Danish teenagers play an unusual drinking game at the beginning of director Thomas Vinterberg’s new film.

Teamed in pairs, they run around a large lake carrying a case of beer and must finish the entire load before they can cross the finish line, where adults cheer them on and police idly look on.

It’s a familiar tradition in Denmark, a country whose laissez-faire attitudes towards alcohol create the backdrop for the most intriguing premise to a feature film.

Another Round, starring Mads Mikkelsen, follows four high school teachers plagued with the malaise and minutia of ordinary everyday life. Their solution to rouse them from lethargy in the hopes of being better teachers, more attentive spouses and to feel alive again is to test a theory that they will improve their lives by keeping a constant, yet moderate amount of alcohol in their system.

If it were an American film, Another Round would be a rumpus comedy that might blend Animal House with American Beauty. But Vinterberg keeps a more deliberate tone that feels looser and free from genre constraints, floating in and out of pace in a naturalistic sense that pervades the lead performance as well as the filmmaking itself.

Mikkelsen is more subdued than one might expect from a character experimenting with alcohol as intoxication brings out layers within Martin, both positive and negative that Mikkelsen balances to create a sense of believability without excessive sloppiness.

The shallow lethargy of Martin to open the film, almost to the point where audiences can touch the glazed-over look in Mikkelsen’s lifeless eyes, begins to awaken as alcohol flows into his system to validate the group’s hypothesis. Mikkelsen and Vinterberg take great care to ensure that the path to inebriation feels fluid and in keeping with a larger dramatic narrative rather than for comedic show.

Within Mikkelsen, viewers are able to feel the pulsating highs and crashing lows of alcoholism in revealing, entertaining ways that ground Vinterberg’s tragicomedy.

While Martin provides the center of the film, his three comrades in drink – Tommy, Peter and Nikolaj – give Another Round added depth by exploring the differences alcohol may have on people mentally and physically. Thomas Bo Larsen, Lars Ranthe and Magnus Millang perfectly capture the relatable way in which close co-workers can bond together and yet lead separate lives hidden away in solitude.

The narrative is framed through segments that follow the trajectory of the group’s “research,” with Vinterberg often interrupting the visual space with black screens and small text to indicate text message conversations or lines from the study the group is writing as it is being crafted. Smartly, this also clearly defines for the audience the degree to which Martin and his colleagues are intoxicated, often showing the blood alcohol content level rise on screen as breathalyzers are used.

Vinterberg’s screenplay – written with Tobias Lindholm – draws the audience in by giving Martin the words to express his emotions as the alcohol increases, but also starts to remove those words at the same rate with a potent poignancy that culminates in one of the year’s most rousing cinematic endings.
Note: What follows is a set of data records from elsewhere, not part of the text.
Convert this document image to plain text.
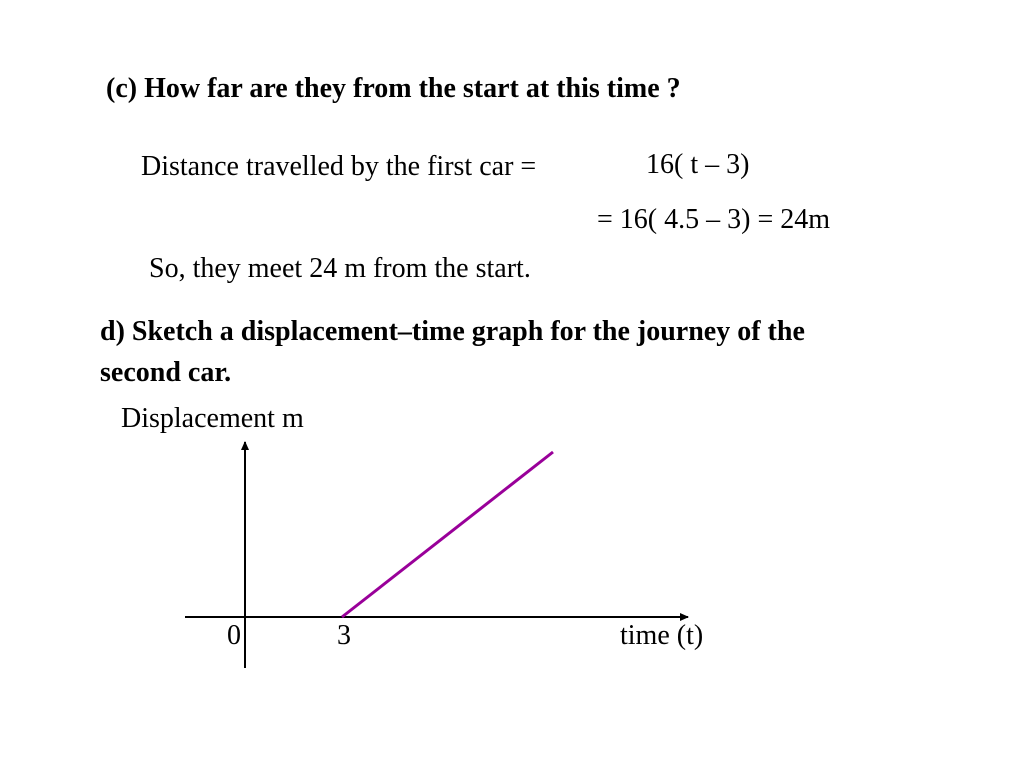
(c) How far are they from the start at this time ?
Distance travelled by the first car =	16( t – 3)
= 16( 4.5 – 3) = 24m
So, they meet 24 m from the start.
d) Sketch a displacement–time graph for the journey of the
second car.
Displacement m
0	3	time (t)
A clear front runner for Best International Feature at this year’s Academy Awards, Another Round also snuck into the Best Director category for Vinterberg, ousting expected nominee Aaron Sorkin for The Trial of the Chicago 7 and contender Regina King for One Night in Miami.

Another Round isn’t an advertisement for alcohol use in excess, nor is it a treatise on the moral consequences of substance abuse. Countless films have engaged with the subject matter in that way.

Through Mikkelsen’s splendid performance and a thoughtful screenplay, Vinterberg has captured a largely hopeful outlook that celebrates life and second chances – literally another round of living – that audiences should seek out now that the Oscar contender has arrived on Hulu.